Here aux_program is at most one of java, php, python (your choice). For php or python, PositivePhraseRank should be either PositivePhraseRank.php or PositivePhraseRank.py, respectively. If you choose to do this project in C or C++, aux_program is optional. If you use C/C++ or Rust, aux_program will be empty. Your program will be compiled on a Mac running MacOS Big Sur, having used brew to install the compiler. folder is the name of some folder on my hard drive. This folder will contain one or more .txt documents named in numeric order 1.txt, 2.txt, 3.txt ... which together will be considered the corpus for this assignment. These files will contain only ASCII characters. In these files, a "term" is any alpha-numeric sequence of characters that does not include a non-alpha-numeric character. For this homework, two terms are the same if they are the same after converting them to lower case. In the above, num_results indicates the top how many of the results satisfying the query should be returned. The query is a sequence of command line arguments in Polish notation. Each command line argument in the query is either _AND, _OR, a term, or a phrase. Here a term is defined to be an alphanumeric string not containing underscore. A phrase is concatenation of terms using _ as a separator. For example, L33t_Sp34K would be the phrase consisting of the two terms l33t and sp34k. An example of running the program might be:

python PositivePhraseRank.py my_corpus 5 "_OR good_dog _AND bad cat"

A cover for a positive boolean query is a sequence of terms from a document that would satisfy the query such that no smaller sequence would also satisfy the same query. So for a document "bad good dog good cat dog bad" the sub-sequences "good dog" and "cat dog bad" would be covers for "_OR good_dog _AND bad cat". The output of your program should be a line with DocId Score on it, followed by a sequence of num_results lines with this information for the top num_results proximity scoring many documents. For example,

DocId Score
7 .65
2 .51
3 .23
11 .0012

You should use the ADT from the book for inverted index retrieval and implement your program using calls to the first, last, prev, next, nextPhrase, prevPhrase, docRight, docLeft, etc methods. You should be using galloping search for the implementation of the relevant methods.

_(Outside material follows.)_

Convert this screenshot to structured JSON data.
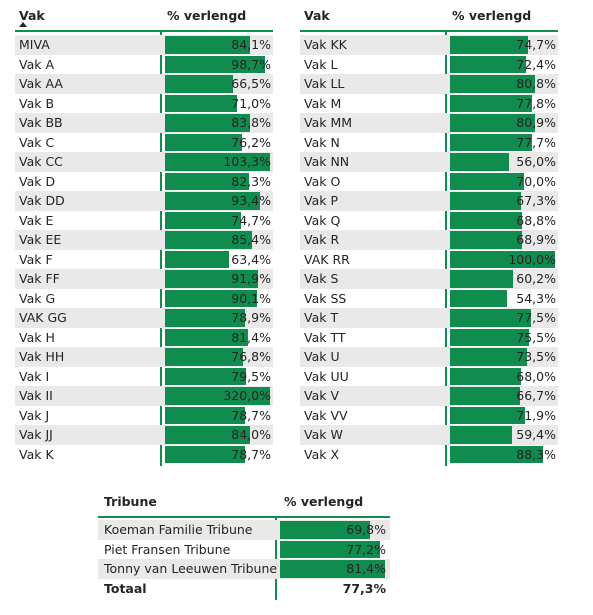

Once you have coded your program, I want you to come up with 10 paragraphs from Wikipedia pages of your choice. These will be your corpus. Decide on two phrases your would like to search about involving at least three terms. Decide by hand which documents you feel are relevant not relevant to your queries. Consider formulating a search for each of these phrases using either a purely conjunctive query or a purely disjunctive query. For each search phrase determine how your program would ranks results for the purely conjunctive and purely disjunctive query variation and determine the top 5 documents returned for each of these cases. Then by hand compute the precision@5 and recall@5 scores. Write up your results and say which kind of query performed the best.

Point Breakdown
positive.txt has descriptions of how to extend docRight and docLeft1pt
Code compiles and outputs as described on test corpus1pt
Can find in code where Inverted Index ADT implemented (1pt) and next and prev implemented using galloping search. (1pt)2pts
Positive phrase queries implemented using book's algorithms for nextPhrase and modified docRight, docLeft(1pt each)2pts
Modified proximity scores computed correctly and results sorted by them1pts
Code correctly retrieves docs on test cases and ranks them according to proximity scoring.1pt
Experiments and write-up in a file Experiments.pdf2pts
Total10pts